Bill Moseley and Tony Todd were enough to get my attention here, never mind the talents of Clare Grant and Jillian Murray as the Graves sisters. Brian Pulido has pulled together quite a cast, but it seems he didn’t have a plan once he’d got them. A basic plot of cat n mouse set in the Arizona desert sees the two sister hunted by the crazy religious hicks.

Has it all been done before, and have we anything original here? Hills have Eyes, Texas Chainsaw. What’s the real point here? OK, so there is a supernatural element thrown in for good measure, but for me, this didn’t really work. The religious emphasis is what carries this film, although it takes a good hour to really get to the point at which stage Tony Todd steals the show, with the help of a swarm of flies and a gas which turns people into crazy things, demonically possessed.  

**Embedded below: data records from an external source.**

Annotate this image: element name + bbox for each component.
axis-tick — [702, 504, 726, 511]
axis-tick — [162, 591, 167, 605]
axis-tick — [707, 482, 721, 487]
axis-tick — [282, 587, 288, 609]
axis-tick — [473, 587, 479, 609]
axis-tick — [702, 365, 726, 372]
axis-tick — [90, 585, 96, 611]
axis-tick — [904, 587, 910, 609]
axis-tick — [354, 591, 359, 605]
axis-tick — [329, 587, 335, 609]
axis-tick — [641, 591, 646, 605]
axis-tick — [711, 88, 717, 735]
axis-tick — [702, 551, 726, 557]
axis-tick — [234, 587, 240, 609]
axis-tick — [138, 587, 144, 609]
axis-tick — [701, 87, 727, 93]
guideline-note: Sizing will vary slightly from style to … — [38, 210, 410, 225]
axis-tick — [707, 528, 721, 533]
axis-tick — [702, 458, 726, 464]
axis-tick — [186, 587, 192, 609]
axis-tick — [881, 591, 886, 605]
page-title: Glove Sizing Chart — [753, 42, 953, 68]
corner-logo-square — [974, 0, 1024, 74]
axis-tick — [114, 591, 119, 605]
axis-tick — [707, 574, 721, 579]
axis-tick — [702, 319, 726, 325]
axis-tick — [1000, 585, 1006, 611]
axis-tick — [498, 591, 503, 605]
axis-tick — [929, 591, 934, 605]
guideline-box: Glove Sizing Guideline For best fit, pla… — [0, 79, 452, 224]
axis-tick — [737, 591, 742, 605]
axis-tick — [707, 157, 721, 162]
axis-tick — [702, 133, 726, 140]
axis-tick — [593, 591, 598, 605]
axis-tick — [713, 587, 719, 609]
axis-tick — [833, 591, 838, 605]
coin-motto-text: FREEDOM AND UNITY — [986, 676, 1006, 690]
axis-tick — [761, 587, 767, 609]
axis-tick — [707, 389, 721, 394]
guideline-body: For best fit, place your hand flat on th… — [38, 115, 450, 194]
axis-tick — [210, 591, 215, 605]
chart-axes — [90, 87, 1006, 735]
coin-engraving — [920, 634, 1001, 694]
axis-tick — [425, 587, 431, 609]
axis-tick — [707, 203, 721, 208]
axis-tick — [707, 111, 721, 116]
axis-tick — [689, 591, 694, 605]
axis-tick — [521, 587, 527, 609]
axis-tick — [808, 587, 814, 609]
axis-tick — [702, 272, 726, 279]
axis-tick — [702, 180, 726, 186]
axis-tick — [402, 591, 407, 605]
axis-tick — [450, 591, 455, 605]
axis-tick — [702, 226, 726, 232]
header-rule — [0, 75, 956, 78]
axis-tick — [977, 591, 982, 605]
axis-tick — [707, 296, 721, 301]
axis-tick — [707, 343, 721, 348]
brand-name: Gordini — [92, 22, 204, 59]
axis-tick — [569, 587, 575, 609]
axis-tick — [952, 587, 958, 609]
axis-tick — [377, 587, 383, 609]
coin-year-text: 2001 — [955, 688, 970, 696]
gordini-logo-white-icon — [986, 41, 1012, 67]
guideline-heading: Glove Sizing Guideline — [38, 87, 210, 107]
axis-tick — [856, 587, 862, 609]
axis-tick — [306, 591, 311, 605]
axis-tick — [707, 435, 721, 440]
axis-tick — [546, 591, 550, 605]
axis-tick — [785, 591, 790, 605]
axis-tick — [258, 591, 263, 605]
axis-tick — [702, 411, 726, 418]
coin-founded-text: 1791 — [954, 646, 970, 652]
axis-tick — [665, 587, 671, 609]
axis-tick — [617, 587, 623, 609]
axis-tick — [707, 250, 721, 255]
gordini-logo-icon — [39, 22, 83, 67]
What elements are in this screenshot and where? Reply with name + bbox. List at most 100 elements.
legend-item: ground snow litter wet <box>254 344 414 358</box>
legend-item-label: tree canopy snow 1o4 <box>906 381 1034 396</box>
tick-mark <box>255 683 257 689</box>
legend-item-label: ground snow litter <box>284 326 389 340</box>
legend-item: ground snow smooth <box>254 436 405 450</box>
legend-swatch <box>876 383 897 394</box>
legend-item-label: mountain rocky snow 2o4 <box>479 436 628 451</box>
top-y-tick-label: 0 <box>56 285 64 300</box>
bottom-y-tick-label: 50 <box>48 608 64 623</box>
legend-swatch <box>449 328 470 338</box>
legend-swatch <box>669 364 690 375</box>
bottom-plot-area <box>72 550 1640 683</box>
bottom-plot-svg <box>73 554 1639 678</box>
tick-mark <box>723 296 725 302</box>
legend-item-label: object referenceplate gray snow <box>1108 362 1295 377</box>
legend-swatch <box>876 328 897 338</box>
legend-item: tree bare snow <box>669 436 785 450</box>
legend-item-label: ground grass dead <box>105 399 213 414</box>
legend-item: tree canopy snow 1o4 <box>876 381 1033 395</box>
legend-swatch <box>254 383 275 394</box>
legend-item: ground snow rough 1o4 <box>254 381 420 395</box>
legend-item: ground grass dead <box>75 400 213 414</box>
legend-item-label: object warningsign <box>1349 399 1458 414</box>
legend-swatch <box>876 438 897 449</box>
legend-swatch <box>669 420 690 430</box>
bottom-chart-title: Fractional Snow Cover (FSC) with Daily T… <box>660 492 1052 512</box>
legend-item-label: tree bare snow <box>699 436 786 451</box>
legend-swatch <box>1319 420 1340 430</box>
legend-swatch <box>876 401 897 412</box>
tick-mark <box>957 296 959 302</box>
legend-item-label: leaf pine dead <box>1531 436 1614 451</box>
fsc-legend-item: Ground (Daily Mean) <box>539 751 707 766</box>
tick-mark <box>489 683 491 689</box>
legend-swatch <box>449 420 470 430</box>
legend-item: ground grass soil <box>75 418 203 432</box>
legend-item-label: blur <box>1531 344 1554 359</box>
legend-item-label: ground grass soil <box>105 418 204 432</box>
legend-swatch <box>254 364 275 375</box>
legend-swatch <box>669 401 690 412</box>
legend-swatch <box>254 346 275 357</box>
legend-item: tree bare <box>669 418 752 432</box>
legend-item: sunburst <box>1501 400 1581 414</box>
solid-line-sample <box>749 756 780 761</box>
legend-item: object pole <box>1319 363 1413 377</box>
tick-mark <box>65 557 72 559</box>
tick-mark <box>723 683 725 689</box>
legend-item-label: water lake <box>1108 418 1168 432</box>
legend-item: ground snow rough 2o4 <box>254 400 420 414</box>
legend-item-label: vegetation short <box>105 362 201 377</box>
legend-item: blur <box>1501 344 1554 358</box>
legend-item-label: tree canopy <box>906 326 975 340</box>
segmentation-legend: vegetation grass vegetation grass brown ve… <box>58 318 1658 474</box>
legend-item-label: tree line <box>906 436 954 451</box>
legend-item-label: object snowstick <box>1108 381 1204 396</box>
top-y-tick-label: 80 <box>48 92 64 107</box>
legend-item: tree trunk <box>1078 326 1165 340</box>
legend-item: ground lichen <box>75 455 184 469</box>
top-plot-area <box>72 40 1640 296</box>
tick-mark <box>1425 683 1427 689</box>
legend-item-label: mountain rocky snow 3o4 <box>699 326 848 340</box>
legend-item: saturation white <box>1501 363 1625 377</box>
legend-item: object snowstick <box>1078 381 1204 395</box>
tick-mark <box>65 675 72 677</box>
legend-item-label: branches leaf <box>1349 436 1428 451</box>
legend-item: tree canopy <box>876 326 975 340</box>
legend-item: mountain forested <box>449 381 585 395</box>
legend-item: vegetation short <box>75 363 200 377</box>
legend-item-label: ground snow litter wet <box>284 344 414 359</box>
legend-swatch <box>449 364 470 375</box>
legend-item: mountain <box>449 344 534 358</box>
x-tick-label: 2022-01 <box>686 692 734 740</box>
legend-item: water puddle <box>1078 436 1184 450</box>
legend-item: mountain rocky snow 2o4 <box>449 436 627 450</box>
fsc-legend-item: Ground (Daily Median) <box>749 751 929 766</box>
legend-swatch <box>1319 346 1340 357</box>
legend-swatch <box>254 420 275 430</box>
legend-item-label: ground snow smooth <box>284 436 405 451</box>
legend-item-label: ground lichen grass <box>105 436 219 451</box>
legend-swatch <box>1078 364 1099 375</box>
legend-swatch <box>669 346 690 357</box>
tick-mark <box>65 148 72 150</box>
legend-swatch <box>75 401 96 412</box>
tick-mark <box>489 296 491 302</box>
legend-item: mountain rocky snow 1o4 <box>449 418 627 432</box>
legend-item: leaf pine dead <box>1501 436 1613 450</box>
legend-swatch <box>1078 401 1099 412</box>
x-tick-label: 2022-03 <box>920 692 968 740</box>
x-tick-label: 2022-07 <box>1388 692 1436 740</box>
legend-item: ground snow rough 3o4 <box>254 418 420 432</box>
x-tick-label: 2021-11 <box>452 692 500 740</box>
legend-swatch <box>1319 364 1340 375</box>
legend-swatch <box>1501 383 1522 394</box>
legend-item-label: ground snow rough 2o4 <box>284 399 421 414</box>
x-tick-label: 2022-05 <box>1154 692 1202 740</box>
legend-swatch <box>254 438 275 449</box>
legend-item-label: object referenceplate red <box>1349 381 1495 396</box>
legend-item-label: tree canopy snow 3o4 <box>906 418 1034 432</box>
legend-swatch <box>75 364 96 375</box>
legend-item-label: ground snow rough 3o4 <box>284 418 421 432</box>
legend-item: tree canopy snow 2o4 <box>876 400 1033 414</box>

Moseley is brilliant, but it doesn’t seem like he’s getting any kind of direction. He’s read the script, wind him up and let him go, and he’s excellent. I can’t say as much to Grant and Murray who fall at the first hurdle. I’m not blaming the girls as they show real presence, but without the encouragement, we have a stage school performance from the pair. Actions and reactions from the Graves are crazy at times but mostly unrealistic. This is a problem with plot, and direction more than their ability which is misguided.

Misguided is a word which not only sums up the direction towards the actors, but also the plot as a whole. It’s all over the place. It could have been quite an interesting piece if kept a little simpler, more along the lines of Wickerman meets Chainsaw with Christianity. But, take Todd and Moseley out of this film and you have even less. Never mind.